Где-то в далёкой Москве один Макар, выросший вместе с ним на Левом берегу ещё более далёкого Воронежа, неодобрительно качает головой и бормочет себе под нос, обязательно покачивая головой: «Кем же ты, дружище, стал?» Антон и сам не знает — знает лишь то, что, если сейчас не начнёт собираться, точно опоздает на работу и получит нагоняй.
Шастун кабанчиком носится по квартире, ища джинсы, и, находя их на диване, залезает в них одной ногой, а другой пытается сделать это во время поисков теперь уже рубашки, что чуть не заканчивается его падением на твёрдый пол. Заглядывает в холодильник, чтобы сделать какой-нибудь бутерброд, но в нём почти что буквально мышь повесилась. Он стискивает зубы и выдыхает сквозь них в попытке успокоиться, но не особо-таки это спасает дверцу всё того же холодильника от сильного хлопка. Причёсывает чёлку руками, пулей залетая в ванную и выдавливая зубную пасту на щётку так обильно, что она случайно попадает ему на расстёгнутую рубашку.
Он подносит ткань к лицу, и его брови страдальчески изгибаются:
— Да твою же! — прикрикивает Антон и всё же отправляет щётку в рот, перед этим собрав пальцем с рубашки излишки пасты и намазав её на щетинки.
Сплёвывает, полощет рот и бежит скорее в спальню, хватая более менее приличную футболку и накидывая сверху пиджак. Предварительно Шастун посмотрел прогноз погоды — дождя быть не должно, что довольно редко в Великобритании, где дожди ебашат не реже двух-трёх раз в неделю. К тому же, сегодня первый день самого дождливого месяца, величаемого в народе ноябрём. Везёт, видимо.

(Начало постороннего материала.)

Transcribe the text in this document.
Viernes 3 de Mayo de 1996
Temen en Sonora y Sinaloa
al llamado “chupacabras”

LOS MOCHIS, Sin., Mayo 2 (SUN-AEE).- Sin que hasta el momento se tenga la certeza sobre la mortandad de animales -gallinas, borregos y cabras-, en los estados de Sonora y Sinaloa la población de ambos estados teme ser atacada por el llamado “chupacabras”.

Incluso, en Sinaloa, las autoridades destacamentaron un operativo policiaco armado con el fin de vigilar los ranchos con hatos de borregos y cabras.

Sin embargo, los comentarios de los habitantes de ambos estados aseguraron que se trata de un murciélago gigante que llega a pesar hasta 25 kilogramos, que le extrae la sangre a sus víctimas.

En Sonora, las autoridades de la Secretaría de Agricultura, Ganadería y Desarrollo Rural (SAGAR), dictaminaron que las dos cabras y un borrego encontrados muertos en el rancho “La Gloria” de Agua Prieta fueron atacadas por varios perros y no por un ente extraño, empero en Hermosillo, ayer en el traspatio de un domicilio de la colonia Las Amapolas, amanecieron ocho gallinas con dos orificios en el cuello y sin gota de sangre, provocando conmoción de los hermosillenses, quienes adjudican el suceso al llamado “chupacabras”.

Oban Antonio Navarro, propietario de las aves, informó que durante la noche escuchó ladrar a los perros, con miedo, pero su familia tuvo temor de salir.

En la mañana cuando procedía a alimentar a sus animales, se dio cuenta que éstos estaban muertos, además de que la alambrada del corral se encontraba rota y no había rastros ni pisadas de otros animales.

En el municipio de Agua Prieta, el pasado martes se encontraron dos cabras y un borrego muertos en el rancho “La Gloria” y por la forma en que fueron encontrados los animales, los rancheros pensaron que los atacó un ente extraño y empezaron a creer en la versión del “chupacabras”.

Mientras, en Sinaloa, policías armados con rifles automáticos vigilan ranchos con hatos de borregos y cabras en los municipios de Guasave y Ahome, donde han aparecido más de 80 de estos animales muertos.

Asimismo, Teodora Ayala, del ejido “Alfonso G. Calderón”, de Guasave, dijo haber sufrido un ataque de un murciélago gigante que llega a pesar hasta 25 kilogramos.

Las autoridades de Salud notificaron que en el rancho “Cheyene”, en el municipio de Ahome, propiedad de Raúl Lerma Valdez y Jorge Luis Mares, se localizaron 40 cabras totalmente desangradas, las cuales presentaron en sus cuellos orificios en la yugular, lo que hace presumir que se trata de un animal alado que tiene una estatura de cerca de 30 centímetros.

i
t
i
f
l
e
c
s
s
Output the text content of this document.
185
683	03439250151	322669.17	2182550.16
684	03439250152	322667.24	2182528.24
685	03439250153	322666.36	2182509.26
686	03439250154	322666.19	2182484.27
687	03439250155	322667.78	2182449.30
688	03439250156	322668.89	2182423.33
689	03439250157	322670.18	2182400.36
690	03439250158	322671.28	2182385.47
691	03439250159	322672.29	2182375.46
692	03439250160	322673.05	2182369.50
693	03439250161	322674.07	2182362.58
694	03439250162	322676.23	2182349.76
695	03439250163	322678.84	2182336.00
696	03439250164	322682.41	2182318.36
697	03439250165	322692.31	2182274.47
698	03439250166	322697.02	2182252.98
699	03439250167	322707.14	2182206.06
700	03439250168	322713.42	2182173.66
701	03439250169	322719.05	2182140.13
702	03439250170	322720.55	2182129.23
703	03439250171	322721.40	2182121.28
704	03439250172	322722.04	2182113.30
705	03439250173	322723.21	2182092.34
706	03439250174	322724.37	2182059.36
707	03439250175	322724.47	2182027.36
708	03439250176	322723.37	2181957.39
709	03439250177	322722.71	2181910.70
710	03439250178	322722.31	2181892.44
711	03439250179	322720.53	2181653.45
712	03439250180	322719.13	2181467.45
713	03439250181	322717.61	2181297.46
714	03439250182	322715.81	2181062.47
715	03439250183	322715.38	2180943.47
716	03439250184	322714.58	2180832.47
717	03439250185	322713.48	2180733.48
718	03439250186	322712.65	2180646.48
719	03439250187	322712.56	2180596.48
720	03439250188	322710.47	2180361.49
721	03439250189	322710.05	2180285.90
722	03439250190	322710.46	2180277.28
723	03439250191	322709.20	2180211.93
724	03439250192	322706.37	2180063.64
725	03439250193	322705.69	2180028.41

Из квартиры Антон вылетает, будто пробка из бутылки шампанского, ровно за две минуты до приезда автобуса.
Голодный и раздражённый с утра пораньше Шастун бежит к остановке. Если бы успевал, он бы обязательно поглазел на украшения, что остались на домах после вчерашнего празднования Хэллоуина.
Запрыгивает в непривычно полный автобус, расплачивается с водителем на входе и встаёт в проходе, держась за поручень: все сидячие места заняты, а на второй этаж подниматься нет смысла, ведь выходить ему относительно скоро. Любопытство своё он утолил ещё в первый месяц пребывания здесь — прикольно, конечно, но от первого мало чем отличается.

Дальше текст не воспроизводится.